The publications in this issue provide some insight into the variety of taxa for which bridges are providing a solution. The majority of the studies in this issue targeted primate species, from lorises (Maria et al., 2022; Nekaris et al., 2022) to apes (gibbons and orangutans: Prasetyo et al., 2022; gibbons: Saralamba et al., 2022), but several studies found non-primates to use the bridges (Azofeifa Rojas and Gregory, 2022; Fan and Lindshield, 2022; Franceschi et al., 2022; Monticelli et al., 2022; Teixeira et al., 2022), and Gregory and colleagues (2022) discovered that their natural bridges provided a crossing option for a surprising 27 species of 12 families. Two other studies from opposite sides of the globe were focused on local species of Dormice (fig. 3g and h; Minato et al., 2022; Moffat et al., 2022).

Bridges and communities

With this issue, our knowledge of the challenges linear infrastructure presents to arboreal mammals and our understanding of the urgent need for implementing mitigation measures is expanded with papers on road and power line mortalities (Linden et al., 2022), the role canopy bridges can play in reducing these (Azofeifa Rojas and Gregory, 2022) and even unexpected use of underpasses by arboreal mammals (Franceschi et al., 2022). In one case, a team of researchers even suggested that despite the danger of electrocution, electrical lines can serve as canopy bridges when the ground presents an even greater danger from packs of domestic dogs (Aggimarangsee et al., 2022).

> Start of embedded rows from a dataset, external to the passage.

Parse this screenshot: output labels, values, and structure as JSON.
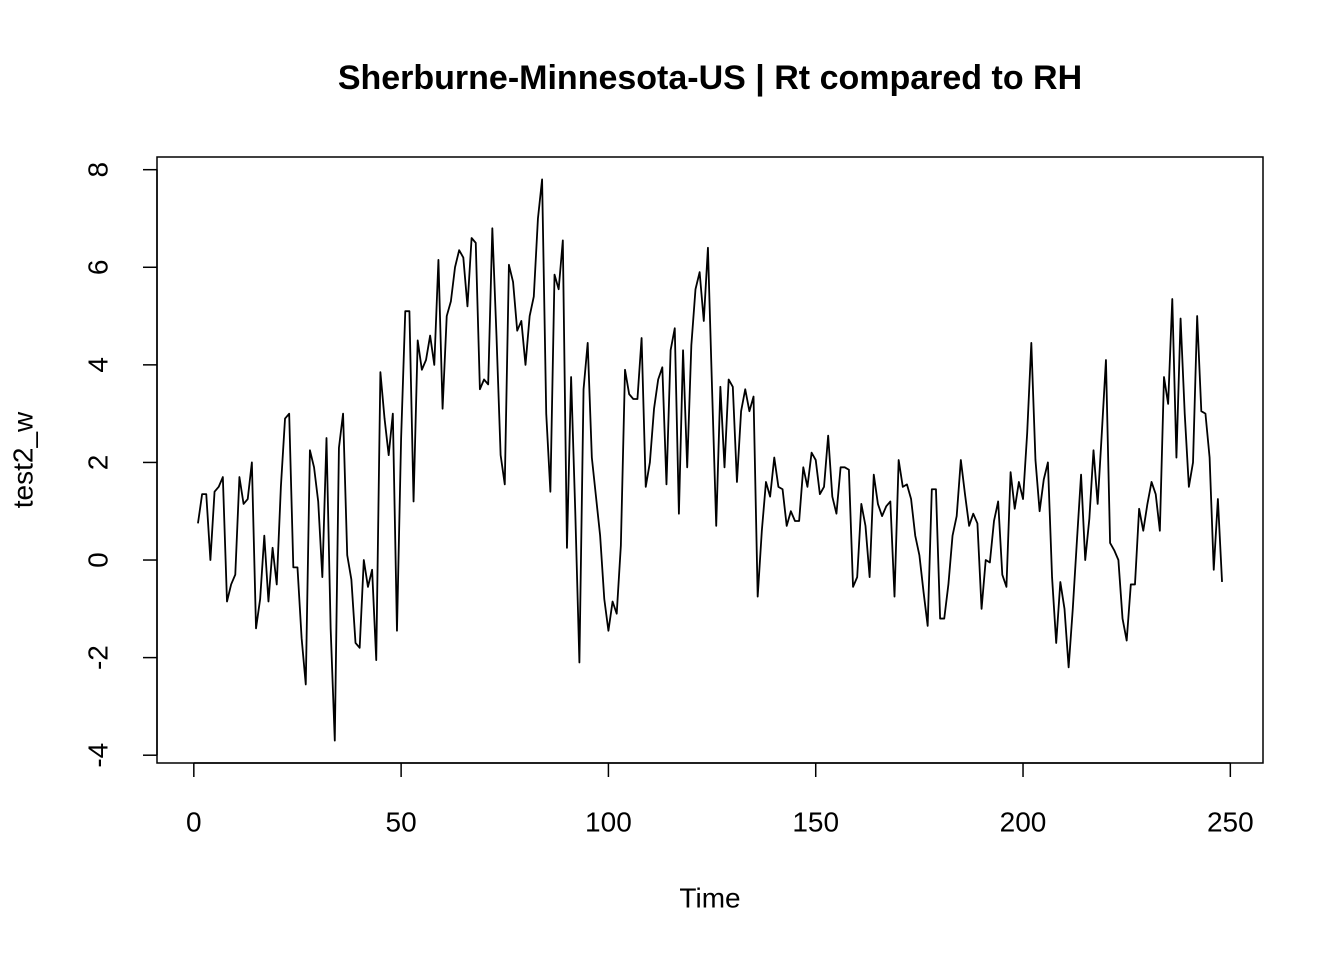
{
  "chart_data": {
    "type": "line",
    "title": "Sherburne-Minnesota-US | Rt compared to RH",
    "x_label": "Time",
    "y_label": "test2_w",
    "color": "#000000",
    "xlim": [
      -8.88,
      257.88
    ],
    "ylim": [
      -4.16,
      8.26
    ],
    "xticks": [
      0,
      50,
      100,
      150,
      200,
      250
    ],
    "yticks": [
      -4,
      -2,
      0,
      2,
      4,
      6,
      8
    ],
    "x": [
      1,
      2,
      3,
      4,
      5,
      6,
      7,
      8,
      9,
      10,
      11,
      12,
      13,
      14,
      15,
      16,
      17,
      18,
      19,
      20,
      21,
      22,
      23,
      24,
      25,
      26,
      27,
      28,
      29,
      30,
      31,
      32,
      33,
      34,
      35,
      36,
      37,
      38,
      39,
      40,
      41,
      42,
      43,
      44,
      45,
      46,
      47,
      48,
      49,
      50,
      51,
      52,
      53,
      54,
      55,
      56,
      57,
      58,
      59,
      60,
      61,
      62,
      63,
      64,
      65,
      66,
      67,
      68,
      69,
      70,
      71,
      72,
      73,
      74,
      75,
      76,
      77,
      78,
      79,
      80,
      81,
      82,
      83,
      84,
      85,
      86,
      87,
      88,
      89,
      90,
      91,
      92,
      93,
      94,
      95,
      96,
      97,
      98,
      99,
      100,
      101,
      102,
      103,
      104,
      105,
      106,
      107,
      108,
      109,
      110,
      111,
      112,
      113,
      114,
      115,
      116,
      117,
      118,
      119,
      120,
      121,
      122,
      123,
      124,
      125,
      126,
      127,
      128,
      129,
      130,
      131,
      132,
      133,
      134,
      135,
      136,
      137,
      138,
      139,
      140,
      141,
      142,
      143,
      144,
      145,
      146,
      147,
      148,
      149,
      150,
      151,
      152,
      153,
      154,
      155,
      156,
      157,
      158,
      159,
      160,
      161,
      162,
      163,
      164,
      165,
      166,
      167,
      168,
      169,
      170,
      171,
      172,
      173,
      174,
      175,
      176,
      177,
      178,
      179,
      180,
      181,
      182,
      183,
      184,
      185,
      186,
      187,
      188,
      189,
      190,
      191,
      192,
      193,
      194,
      195,
      196,
      197,
      198,
      199,
      200,
      201,
      202,
      203,
      204,
      205,
      206,
      207,
      208,
      209,
      210,
      211,
      212,
      213,
      214,
      215,
      216,
      217,
      218,
      219,
      220,
      221,
      222,
      223,
      224,
      225,
      226,
      227,
      228,
      229,
      230,
      231,
      232,
      233,
      234,
      235,
      236,
      237,
      238,
      239,
      240,
      241,
      242,
      243,
      244,
      245,
      246,
      247,
      248
    ],
    "values": [
      0.75,
      1.35,
      1.35,
      0,
      1.4,
      1.5,
      1.7,
      -0.85,
      -0.5,
      -0.3,
      1.7,
      1.15,
      1.25,
      2,
      -1.4,
      -0.8,
      0.5,
      -0.85,
      0.25,
      -0.5,
      1.5,
      2.9,
      3,
      -0.15,
      -0.15,
      -1.6,
      -2.55,
      2.25,
      1.9,
      1.2,
      -0.35,
      2.5,
      -1.4,
      -3.7,
      2.3,
      3,
      0.1,
      -0.4,
      -1.7,
      -1.8,
      0,
      -0.55,
      -0.2,
      -2.05,
      3.85,
      2.9,
      2.15,
      3,
      -1.45,
      2.5,
      5.1,
      5.1,
      1.2,
      4.5,
      3.9,
      4.1,
      4.6,
      4,
      6.15,
      3.1,
      5,
      5.3,
      6,
      6.35,
      6.2,
      5.2,
      6.6,
      6.5,
      3.5,
      3.7,
      3.6,
      6.8,
      4.6,
      2.15,
      1.55,
      6.05,
      5.7,
      4.7,
      4.9,
      4,
      5,
      5.4,
      7,
      7.8,
      3,
      1.4,
      5.85,
      5.55,
      6.55,
      0.25,
      3.75,
      1,
      -2.1,
      3.5,
      4.45,
      2.1,
      1.3,
      0.5,
      -0.8,
      -1.45,
      -0.85,
      -1.1,
      0.3,
      3.9,
      3.4,
      3.3,
      3.3,
      4.55,
      1.5,
      2,
      3.1,
      3.7,
      3.95,
      1.55,
      4.3,
      4.75,
      0.95,
      4.3,
      1.9,
      4.4,
      5.55,
      5.9,
      4.9,
      6.4,
      3.5,
      0.7,
      3.55,
      1.9,
      3.7,
      3.55,
      1.6,
      3.05,
      3.5,
      3.05,
      3.35,
      -0.75,
      0.6,
      1.6,
      1.3,
      2.1,
      1.5,
      1.45,
      0.7,
      1,
      0.8,
      0.8,
      1.9,
      1.5,
      2.2,
      2.05,
      1.35,
      1.5,
      2.55,
      1.3,
      0.95,
      1.9,
      1.9,
      1.85,
      -0.55,
      -0.35,
      1.15,
      0.7,
      -0.35,
      1.75,
      1.15,
      0.9,
      1.1,
      1.2,
      -0.75,
      2.05,
      1.5,
      1.55,
      1.25,
      0.5,
      0.1,
      -0.65,
      -1.35,
      1.45,
      1.45,
      -1.2,
      -1.2,
      -0.5,
      0.5,
      0.9,
      2.05,
      1.35,
      0.7,
      0.95,
      0.75,
      -1,
      0,
      -0.05,
      0.8,
      1.2,
      -0.3,
      -0.55,
      1.8,
      1.05,
      1.6,
      1.25,
      2.6,
      4.45,
      2.05,
      1,
      1.65,
      2,
      -0.35,
      -1.7,
      -0.45,
      -1,
      -2.2,
      -1,
      0.4,
      1.75,
      0,
      0.85,
      2.25,
      1.15,
      2.6,
      4.1,
      0.35,
      0.2,
      0,
      -1.2,
      -1.65,
      -0.5,
      -0.5,
      1.05,
      0.6,
      1.15,
      1.6,
      1.35,
      0.6,
      3.75,
      3.2,
      5.35,
      2.1,
      4.95,
      3,
      1.5,
      2,
      5,
      3.05,
      3,
      2.1,
      -0.2,
      1.25,
      -0.45
    ]
  }
}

Canopy bridges are a solution to fragmentation that is typically human-induced. This means that they can either reduce human-wildlife conflict or become a source of it when local communities are not in support of bridges. Several authors discuss improving canopy bridge outcomes by engaging with local communities to understand their perceptions of the bridges (Nekaris et al., 2022) and/or to receive their input in canopy bridge designs (Fan and Lindshield, 2022; Raño et al., 2022). Other authors fomented community support for bridges by building them on private land and engaging landowners in bridge monitoring (Azofeifa Rojas and Gregory, 2022), or they used canopy bridges as an education tool to encourage engagement of children (Raño et al., 2022). Other projects have benefitted from citizen data collection (Saralamba et al., 2022; Yap et al., 2022) to monitor bridge use.

Conclusion

With this substantial addition to the canopy bridge literature, we have gained considerable knowledge on what works with this potential solution to landscape fragmentation. But perhaps even more so, the special issue demonstrates that we have only scratched the surface. Questions remain about which bridge design will be preferred by which species, which substrate is preferred, where bridges should be placed, among many others. The more canopy bridge practitioners do to answer these questions, the more established the science of canopy bridge research will become, the more effective our mitigation solutions will become, and the more bridges will become common practice, as over and underpasses have come to be for terrestrial species (e.g., Denneboom et al., 2021). With what we envisioned to be a publishing window of opportunity for canopy bridge researchers, we hope we have also provided a window of information into the unexplored science of arboreal animal use of canopy bridges.

*

Corresponding author; e-mail: gregoryt@si.edu

Acknowledgements

We thank the many authors of the manuscripts in this special issue for their contribution to conservation and the literature on the growing field of canopy bridge research. We also thank staff at Brill, particularly Wendel van der Sluis, for their support in putting together this immense special issue.

Statement of ethics

This study did not involve contact with animals or people.

Conflict of interest statement

The authors have no conflicts of interest to declare.